Cutting out huge swaths of users at once just stifles the content including the small percentage of actually quality content. You can’t pick out and keep the good stuff when you cut off whole instances. It also brings down the engagement in your own content.
Take your favorite small forum and now split it according to political opinion, now split it again according to if users pirate movies(lol). Your forum is now dead since no one likes speaking into the void.
We should be treasuring the connections, not putting up walls because it makes the circle jerk easier.
I read the title as “I don’t like Obama” lmao
Ootl here. Whats this about defederating?
Generally we can post topics and comments in any instance and can be viewed from any instance. After defederating, the communication between the instances will be cut. so we cannot comment/post with the instance that was defederated.
To add on to this: Instance admins have no control over moderating content from other instances that they’re federated with. An acceptable post on one instance could be rule breaking to another. The only option that other instance has is to defederate. Admins have acknowledged defederation is an extreme measure for what is often just a few problem communities or users, but they have no other option.
Ein föderiertes Netzwerk, das seinen größten Vorteil aufgrund unterschiedlicher Meinungen selbst deföderiert.
#FindedenFehler
It would be less of a problem if we as users on an instance could block entire instances, effectively defederating it just for our user. Then those running instances could defederate only in severe cases.
Blocking an instance on a user by user basis has a key drawback in the sense of those instances you block can still influence the posts and comments via up and down votes
Defederating basically means that those instances no longer have any influence on the community you’re a part of
Basically think of it this way, say you’re on a queer friendly instance that is still federated with a right wing instance. That right wing instance can manipulate the posts of the queer friendly instance by up voting queerphobic content and down voting queer positive content. And you block the instance as a user those votes still federated over so you’ll see queer positive content getting down voted to oblivion.

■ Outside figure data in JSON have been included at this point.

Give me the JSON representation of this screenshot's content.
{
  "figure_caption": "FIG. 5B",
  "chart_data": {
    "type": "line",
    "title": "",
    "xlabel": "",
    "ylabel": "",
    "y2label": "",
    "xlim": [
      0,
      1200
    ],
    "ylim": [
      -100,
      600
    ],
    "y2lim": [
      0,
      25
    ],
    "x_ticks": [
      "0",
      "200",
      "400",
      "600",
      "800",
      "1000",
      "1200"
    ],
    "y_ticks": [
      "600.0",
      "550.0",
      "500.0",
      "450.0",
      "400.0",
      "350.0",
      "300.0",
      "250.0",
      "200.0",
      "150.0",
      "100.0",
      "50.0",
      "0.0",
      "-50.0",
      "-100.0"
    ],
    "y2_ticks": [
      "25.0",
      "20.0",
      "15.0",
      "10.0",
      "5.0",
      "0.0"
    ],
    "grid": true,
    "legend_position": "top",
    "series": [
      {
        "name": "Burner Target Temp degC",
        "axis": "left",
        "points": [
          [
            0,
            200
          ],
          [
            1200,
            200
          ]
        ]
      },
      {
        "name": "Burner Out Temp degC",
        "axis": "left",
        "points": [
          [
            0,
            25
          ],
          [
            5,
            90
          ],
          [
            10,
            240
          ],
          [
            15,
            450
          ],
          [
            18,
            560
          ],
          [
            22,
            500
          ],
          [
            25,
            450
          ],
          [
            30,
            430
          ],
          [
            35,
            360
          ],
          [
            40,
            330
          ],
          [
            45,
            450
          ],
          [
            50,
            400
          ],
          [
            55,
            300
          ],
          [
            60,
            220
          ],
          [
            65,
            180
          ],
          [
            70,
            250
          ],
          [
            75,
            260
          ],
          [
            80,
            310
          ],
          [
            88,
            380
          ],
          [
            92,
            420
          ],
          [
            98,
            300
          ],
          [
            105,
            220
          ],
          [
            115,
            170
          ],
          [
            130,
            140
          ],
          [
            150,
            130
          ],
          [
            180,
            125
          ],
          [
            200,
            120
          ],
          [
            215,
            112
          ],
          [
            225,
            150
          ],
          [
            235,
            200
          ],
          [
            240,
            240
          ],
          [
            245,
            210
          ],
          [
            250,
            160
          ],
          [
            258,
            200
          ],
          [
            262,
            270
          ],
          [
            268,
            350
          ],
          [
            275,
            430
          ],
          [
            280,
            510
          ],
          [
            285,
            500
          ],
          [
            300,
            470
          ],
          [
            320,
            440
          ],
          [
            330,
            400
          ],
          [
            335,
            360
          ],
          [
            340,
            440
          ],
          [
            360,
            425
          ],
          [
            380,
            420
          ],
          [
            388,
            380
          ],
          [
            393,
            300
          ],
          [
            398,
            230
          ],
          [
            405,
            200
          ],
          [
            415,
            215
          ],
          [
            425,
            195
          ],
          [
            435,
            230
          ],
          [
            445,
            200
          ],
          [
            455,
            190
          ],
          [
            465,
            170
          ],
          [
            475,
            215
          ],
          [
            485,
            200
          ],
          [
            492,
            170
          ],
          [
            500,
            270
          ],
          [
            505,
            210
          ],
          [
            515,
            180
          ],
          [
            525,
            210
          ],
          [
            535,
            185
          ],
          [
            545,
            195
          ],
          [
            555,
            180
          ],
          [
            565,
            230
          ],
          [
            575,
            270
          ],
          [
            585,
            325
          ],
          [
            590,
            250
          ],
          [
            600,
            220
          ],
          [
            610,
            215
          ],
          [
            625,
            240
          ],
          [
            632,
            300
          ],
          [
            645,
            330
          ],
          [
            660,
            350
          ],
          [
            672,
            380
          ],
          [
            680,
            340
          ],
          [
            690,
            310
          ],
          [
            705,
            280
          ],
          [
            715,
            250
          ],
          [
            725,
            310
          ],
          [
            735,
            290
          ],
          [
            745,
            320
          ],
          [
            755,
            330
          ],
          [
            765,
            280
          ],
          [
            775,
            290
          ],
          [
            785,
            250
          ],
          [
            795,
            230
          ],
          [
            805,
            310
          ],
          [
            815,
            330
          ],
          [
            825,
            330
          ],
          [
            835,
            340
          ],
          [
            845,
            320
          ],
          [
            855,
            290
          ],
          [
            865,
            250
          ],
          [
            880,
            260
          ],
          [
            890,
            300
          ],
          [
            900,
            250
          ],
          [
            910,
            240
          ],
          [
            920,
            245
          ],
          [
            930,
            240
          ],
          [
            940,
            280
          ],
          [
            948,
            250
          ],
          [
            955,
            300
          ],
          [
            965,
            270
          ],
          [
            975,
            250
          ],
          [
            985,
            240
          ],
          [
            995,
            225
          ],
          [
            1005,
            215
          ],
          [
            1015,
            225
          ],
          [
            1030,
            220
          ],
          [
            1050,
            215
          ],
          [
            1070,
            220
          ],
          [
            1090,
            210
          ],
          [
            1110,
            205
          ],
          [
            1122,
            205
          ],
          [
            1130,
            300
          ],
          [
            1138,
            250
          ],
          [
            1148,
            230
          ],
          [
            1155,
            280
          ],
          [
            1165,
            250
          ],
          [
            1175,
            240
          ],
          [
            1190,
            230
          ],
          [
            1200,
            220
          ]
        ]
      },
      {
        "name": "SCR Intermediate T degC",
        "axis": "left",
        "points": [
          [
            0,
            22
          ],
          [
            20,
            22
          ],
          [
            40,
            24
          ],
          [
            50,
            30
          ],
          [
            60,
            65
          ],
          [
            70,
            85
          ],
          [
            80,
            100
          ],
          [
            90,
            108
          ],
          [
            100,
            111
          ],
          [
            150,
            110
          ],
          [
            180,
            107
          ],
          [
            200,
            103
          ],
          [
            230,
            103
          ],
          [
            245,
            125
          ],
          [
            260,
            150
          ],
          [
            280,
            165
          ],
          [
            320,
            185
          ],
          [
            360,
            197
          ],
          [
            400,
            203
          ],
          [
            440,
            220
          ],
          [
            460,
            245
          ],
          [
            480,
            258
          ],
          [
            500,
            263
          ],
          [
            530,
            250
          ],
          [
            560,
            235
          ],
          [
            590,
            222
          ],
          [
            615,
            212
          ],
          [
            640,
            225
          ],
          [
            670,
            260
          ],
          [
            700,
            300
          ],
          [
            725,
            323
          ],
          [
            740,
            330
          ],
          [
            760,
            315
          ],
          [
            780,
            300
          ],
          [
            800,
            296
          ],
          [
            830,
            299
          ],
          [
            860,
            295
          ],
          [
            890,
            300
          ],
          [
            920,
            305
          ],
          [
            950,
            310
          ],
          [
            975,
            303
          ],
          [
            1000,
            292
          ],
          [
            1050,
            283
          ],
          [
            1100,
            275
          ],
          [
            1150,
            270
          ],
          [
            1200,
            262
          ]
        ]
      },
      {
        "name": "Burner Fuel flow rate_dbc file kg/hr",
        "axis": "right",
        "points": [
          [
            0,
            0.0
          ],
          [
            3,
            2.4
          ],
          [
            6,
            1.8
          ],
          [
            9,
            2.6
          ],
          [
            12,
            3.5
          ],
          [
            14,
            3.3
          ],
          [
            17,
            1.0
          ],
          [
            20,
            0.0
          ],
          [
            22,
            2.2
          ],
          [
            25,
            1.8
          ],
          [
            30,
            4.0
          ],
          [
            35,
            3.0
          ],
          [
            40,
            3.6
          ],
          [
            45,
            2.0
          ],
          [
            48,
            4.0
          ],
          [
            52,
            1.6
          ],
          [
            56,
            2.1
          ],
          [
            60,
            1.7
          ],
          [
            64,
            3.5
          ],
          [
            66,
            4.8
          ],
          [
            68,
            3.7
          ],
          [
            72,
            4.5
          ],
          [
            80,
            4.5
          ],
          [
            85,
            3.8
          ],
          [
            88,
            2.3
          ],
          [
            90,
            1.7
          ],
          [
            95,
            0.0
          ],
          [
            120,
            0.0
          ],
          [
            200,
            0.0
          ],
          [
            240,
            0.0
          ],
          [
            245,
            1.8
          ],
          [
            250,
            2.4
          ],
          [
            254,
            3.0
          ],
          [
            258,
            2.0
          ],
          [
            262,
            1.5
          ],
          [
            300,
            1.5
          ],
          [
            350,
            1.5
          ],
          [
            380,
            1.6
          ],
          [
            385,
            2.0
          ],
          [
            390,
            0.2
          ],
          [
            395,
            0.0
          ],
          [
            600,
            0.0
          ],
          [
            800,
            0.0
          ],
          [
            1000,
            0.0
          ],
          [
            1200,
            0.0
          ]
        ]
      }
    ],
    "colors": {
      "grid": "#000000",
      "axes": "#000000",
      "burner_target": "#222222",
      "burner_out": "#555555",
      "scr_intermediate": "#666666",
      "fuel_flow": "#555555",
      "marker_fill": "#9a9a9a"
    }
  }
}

Would it though? I understand that the main reason for defederating is to avoid your instance downloading CSAM posted in another instance, which could get an instance maintainer in legal problems. Allowing users to block entire instances won’t help, because the illegal media will still get downloaded by the instance.
IANAL, if subscribers had a decryption key, and the instance only stored encrypted copies of the media, would instances still be liable? Kinda-sorta like Tor relay-only nodes; it seems like only exit nodes get in trouble.